Heger, K., Fierens, K., Vahl, J. C., Aszodi, A., Peschke, K., Schenten, D., et al. (2014). A20-Deficient Mast Cells Exacerbate Inflammatory Responses In Vivo. PLOS BIOLOGY, 12(1): e1001762. doi:10.1371/journal.pbio.1001762.


Cite as: http://hdl.handle.net/11858/00-001M-0000-0019-DBC6-F
Abstract
Mast cells are implicated in the pathogenesis of inflammatory and autoimmune diseases. However, this notion based on studies in mast cell-deficient mice is controversial.
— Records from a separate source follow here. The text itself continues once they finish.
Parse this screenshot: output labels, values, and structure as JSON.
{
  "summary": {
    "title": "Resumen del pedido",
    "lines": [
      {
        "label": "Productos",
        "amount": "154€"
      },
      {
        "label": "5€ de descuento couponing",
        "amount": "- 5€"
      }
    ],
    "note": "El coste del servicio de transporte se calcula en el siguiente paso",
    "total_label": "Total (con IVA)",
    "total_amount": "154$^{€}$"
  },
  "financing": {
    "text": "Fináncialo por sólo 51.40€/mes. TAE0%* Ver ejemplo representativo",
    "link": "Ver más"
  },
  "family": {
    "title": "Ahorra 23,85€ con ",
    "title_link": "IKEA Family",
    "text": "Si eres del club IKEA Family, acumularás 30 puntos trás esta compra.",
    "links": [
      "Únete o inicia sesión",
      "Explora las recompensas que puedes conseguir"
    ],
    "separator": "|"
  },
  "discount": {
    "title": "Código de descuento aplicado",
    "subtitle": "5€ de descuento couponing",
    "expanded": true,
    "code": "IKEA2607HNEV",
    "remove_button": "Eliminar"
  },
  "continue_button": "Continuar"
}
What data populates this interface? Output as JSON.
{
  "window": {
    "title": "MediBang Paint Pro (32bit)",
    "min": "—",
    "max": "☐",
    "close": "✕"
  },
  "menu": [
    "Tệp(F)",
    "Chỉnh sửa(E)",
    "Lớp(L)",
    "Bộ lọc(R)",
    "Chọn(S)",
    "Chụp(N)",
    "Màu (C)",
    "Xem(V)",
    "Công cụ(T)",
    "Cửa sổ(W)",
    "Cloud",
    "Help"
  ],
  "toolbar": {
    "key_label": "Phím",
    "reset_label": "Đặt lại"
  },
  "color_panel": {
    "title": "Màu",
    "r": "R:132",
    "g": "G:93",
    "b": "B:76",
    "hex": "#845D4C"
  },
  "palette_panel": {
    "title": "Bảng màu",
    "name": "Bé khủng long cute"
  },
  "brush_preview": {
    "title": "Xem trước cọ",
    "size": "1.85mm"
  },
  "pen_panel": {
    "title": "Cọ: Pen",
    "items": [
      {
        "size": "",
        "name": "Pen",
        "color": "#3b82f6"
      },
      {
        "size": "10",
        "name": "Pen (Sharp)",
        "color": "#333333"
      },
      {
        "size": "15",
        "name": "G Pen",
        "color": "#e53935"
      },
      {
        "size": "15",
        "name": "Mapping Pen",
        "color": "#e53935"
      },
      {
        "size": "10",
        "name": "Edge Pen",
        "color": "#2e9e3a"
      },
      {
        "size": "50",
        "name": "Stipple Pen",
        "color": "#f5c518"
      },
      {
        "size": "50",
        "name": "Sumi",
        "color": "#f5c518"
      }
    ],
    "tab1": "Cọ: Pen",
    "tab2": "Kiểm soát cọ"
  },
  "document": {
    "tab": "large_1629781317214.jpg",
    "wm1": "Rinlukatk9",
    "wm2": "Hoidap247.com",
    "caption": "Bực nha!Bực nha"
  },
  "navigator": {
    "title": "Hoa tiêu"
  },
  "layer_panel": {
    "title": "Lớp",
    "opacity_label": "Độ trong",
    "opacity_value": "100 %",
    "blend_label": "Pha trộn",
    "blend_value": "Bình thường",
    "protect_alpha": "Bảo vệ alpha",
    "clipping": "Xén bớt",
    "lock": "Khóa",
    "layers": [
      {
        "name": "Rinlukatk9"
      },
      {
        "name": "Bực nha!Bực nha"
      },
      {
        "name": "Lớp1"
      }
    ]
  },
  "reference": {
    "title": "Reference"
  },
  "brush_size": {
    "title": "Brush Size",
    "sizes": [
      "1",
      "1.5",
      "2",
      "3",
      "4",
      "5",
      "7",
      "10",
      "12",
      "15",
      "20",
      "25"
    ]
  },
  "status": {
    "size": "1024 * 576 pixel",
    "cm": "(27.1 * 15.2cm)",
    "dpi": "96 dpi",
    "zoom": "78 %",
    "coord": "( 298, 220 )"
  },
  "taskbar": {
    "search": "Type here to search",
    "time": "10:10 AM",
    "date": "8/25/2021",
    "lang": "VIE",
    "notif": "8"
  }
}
We therefore established an in vivo model for hyperactive mast cells by specifically ablating the NF-kappa B negative feedback regulator A20. While A20 deficiency did not affect mast cell degranulation, it resulted in amplified pro-inflammatory responses downstream of IgE/Fc epsilon RI, TLRs, IL-1R, and IL-33R. As a consequence house dust mite- and IL-33-driven lung inflammation, late phase cutaneous anaphylaxis, and collagen-induced arthritis were aggravated, in contrast to experimental autoimmune encephalomyelitis and immediate anaphylaxis. Our results provide in vivo evidence that hyperactive mast cells can exacerbate inflammatory disorders and define diseases that might benefit from therapeutic intervention with mast cell function.